Do you not conceive that good images for "desktop wallpaper" need to meet any of the sort of content criteria described in my first post above (these are not "featured" or "quality" or "technical" criteria, but "useful for purpose" criteria) ? --Tony Wills (talk) 21:38, 15 May 2012 (UTC)
As I stated elsewhere (this is why I hate parallel discussions) it could very well be a two step process. A human can mark the file as wall-paper worthy based on criteria (such as the ones you have mentioned). It could even be a vote. But to me this is a later issue to tackle.
Currently there is no such process and the first step in my view is sorting out the technical issues such as standardizing the template (for featured wallpaper assessments), auto-categorization and other such features. This is because it is difficult to convince people to change their technical environment once they get used to it.
To me aspect ratio and size are a VITAL part of a wallpaper assessment as I would want the wallpapers I get to match my hardware setup.

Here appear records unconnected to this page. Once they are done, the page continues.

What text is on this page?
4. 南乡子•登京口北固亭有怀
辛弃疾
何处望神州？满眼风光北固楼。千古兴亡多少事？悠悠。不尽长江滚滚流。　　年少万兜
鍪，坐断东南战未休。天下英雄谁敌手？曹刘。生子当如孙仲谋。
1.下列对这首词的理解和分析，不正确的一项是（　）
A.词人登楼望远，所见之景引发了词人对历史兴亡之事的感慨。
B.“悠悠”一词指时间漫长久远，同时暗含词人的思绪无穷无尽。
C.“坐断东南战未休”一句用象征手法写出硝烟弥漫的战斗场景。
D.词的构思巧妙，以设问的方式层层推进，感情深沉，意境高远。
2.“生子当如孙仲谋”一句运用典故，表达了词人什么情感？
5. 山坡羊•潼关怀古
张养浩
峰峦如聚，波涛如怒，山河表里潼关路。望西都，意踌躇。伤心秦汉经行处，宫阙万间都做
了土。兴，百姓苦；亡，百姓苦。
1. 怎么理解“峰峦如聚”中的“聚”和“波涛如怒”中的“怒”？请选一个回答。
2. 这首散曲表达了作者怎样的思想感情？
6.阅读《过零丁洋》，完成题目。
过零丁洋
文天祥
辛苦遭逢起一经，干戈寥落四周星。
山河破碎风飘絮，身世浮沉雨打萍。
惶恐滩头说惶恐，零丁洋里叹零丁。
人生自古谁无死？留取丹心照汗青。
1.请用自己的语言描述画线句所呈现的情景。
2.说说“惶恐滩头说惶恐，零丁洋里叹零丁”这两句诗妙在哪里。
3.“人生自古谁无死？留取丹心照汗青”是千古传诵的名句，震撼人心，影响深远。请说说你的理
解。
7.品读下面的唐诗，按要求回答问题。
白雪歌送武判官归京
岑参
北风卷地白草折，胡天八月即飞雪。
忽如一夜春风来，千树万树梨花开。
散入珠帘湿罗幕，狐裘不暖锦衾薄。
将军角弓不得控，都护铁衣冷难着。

I for instance would only want to receive wide-screen wallpapers above a certain resolution threshold regardless how "awesome" they may be.
-- とある白い猫 ちぃ? 00:54, 16 May 2012 (UTC)
"aspect ratio and size are a VITAL part of a wallpaper assessment", I think we need to use two seperate terms for two seperate operations. "Wallpaper" usefulness can be assessed and tagged, then the user can select which ones they like, possibly from an automated feed, or various categories. So a vital part of your selection for use on your device might be the size and aspect ratio etc but the assessment as to whether it is a useful candidate is the part of the process that is missing. --Tony Wills (talk) 01:19, 16 May 2012 (UTC)
Adding it to multiple categories is a trivial task for a template. Like how all featured pictures appear on Category:Featured pictures but also on category specific sub-categories such as Category:Featured pictures of aircraft. Likewise we can have something like Category:Assessed desktop wallpapers and Category:Assessed desktop wallpapers (4:3 ratio). One of the operation (assessing resolution and etc) can be conducted automatically as it is a mindless task. The code would be activated after human assessment. In such a transition all existing wallpapers can be converted to "candidates".
People can even assess topic specific wallpapers such as for "Aircraft". In fact the topic categories could be merged to the {{Assessments}} so that if a file is put under Category:Featured pictures of aircraft it would also appear on something like Category:Assessed desktop wallpaper pictures of aircraft if assessed as "wallpaper-worthy". This would eliminate duplication when such information is available.